For years, buying health insurance in India came with a bitter pill to swallow: a hefty 18% tax on top of your premium. If you bought a policy for your family, you weren’t just paying for protection; you were paying a “luxury” tax on a basic necessity.
But if you are reading this in 2026, the landscape has completely changed. In a landmark decision in September 2025, the GST Council finally addressed the long-standing demand of millions of Indians. They scrapped the tax on personal policies, making healthcare protection significantly more affordable.
However, the exemption isn’t a blanket rule for everyone. There is still a divide between personal plans and the ones your boss buys for you.
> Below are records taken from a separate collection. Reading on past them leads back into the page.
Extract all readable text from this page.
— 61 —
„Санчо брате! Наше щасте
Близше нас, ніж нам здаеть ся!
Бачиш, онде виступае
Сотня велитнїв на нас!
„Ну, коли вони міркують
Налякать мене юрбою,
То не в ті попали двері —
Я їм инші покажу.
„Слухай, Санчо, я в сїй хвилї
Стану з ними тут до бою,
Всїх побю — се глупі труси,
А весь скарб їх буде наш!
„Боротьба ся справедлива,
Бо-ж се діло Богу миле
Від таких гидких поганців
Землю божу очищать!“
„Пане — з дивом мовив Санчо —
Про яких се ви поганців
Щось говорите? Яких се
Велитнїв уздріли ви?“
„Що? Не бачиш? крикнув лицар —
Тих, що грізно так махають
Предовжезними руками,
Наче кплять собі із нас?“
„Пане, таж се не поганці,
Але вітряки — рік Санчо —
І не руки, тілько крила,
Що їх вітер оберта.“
This guide breaks down exactly how GST on health insurance works today and what it means for your wallet.
The Big Change: 0% GST for Individuals
Effective from September 22, 2025, the Goods and Services Tax (GST) rate on individual health insurance policies was reduced from 18% to Nil (0%).
This exemption applies to:
- Individual Plans: Policies you buy for yourself.
- Family Floater Plans: Policies covering you, your spouse, and children.
- Senior Citizen Plans: A massive relief for the elderly who pay the highest premiums.
How Much Do You Save?
Let’s look at a simple real-life example to see the impact.
Imagine you are buying a family floater policy with a base premium of ₹25,000.
- Before Sept 2025: You paid ₹25,000 + 18% GST (₹4,500) = ₹29,500.
- Now (2026): You pay ₹25,000 + 0% GST = ₹25,000.
That is an instant saving of ₹4,500 that stays in your pocket—or better yet, can be used to increase your coverage amount!
The Exception: Corporate & Group Plans
Here is where many people get confused. While you don’t pay tax on your personal policy, the government has retained the tax on Group Health Insurance schemes.
If your employer provides you with medical coverage, or if you are part of a bank’s group insurance scheme, the GST rate remains at 18%.
Why the difference? The logic is that businesses can often claim this expense as a business cost (though claiming Input Tax Credit on it is still restricted under Section 17(5) unless mandated by law). Since corporations have deeper pockets and different tax structures, the relief was targeted strictly at the “common man” paying out of pocket.
Can Businesses Claim Input Tax Credit (ITC)?
For business owners, the rules on GST on health insurance remain tricky. Generally, you cannot claim ITC on health insurance premiums paid for employees.
However, there is a catch. You can claim ITC if:
- Mandatory by Law: The government requires you to insure employees (e.g., under specific labor regulations).
- Reselling: You are in the business of selling insurance itself.
For most standard private companies providing health benefits as a perk, the 18% GST paid is a cost that cannot be offset.
What About Life Insurance?
It is worth noting that the 2025 reform didn’t just stop at health. Term life insurance premiums for individuals were also exempted from GST. However, investment-linked plans (like ULIPs) may still attract different tax treatments depending on the fund value and structure.
Conclusion
The removal of GST on health insurance for individuals is easily one of the most pro-consumer moves of the decade. It acknowledges that healthcare is a right, not a luxury.
If you have been holding off on buying a policy or increasing your parents’ coverage because of the high cost, now is the time to act. You are getting 18% more value for your money compared to just a year ago.
Check your latest policy renewal notice today—if you see a GST charge on your personal plan, contact your insurer immediately!
Frequently Asked Questions (FAQs)
Do I have to pay GST on my parents’ senior citizen health policy? A: No. As of the September 2025 update, senior citizen individual health insurance plans are exempt from GST. You only pay the base premium.
I renewed my policy in August 2025. Can I get a refund of the GST I paid? A: Unfortunately, no. The exemption applies prospectively from September 22, 2025. Premiums paid before this date legally attracted the 18% tax, and the government usually does not offer retrospective refunds.
Does the GST exemption apply to “Top-Up” or “Super Top-Up” plans? A: Yes, provided these are bought as individual policies and not as part of a corporate group scheme. Personal top-up plans enjoy the same 0% rate.
My employer deducts a premium from my salary for health insurance. Is GST applicable there? A: Yes. Since this is likely part of a “Group Health Insurance” policy, the 18% GST rate still applies. However, your employer typically handles the payment to the insurer.
Will my premium decrease automatically, or do I need to apply for the benefit? A: The reduction is automatic. Insurance companies have updated their billing systems. Your renewal notice should clearly show “GST: ₹0” or “Exempt.”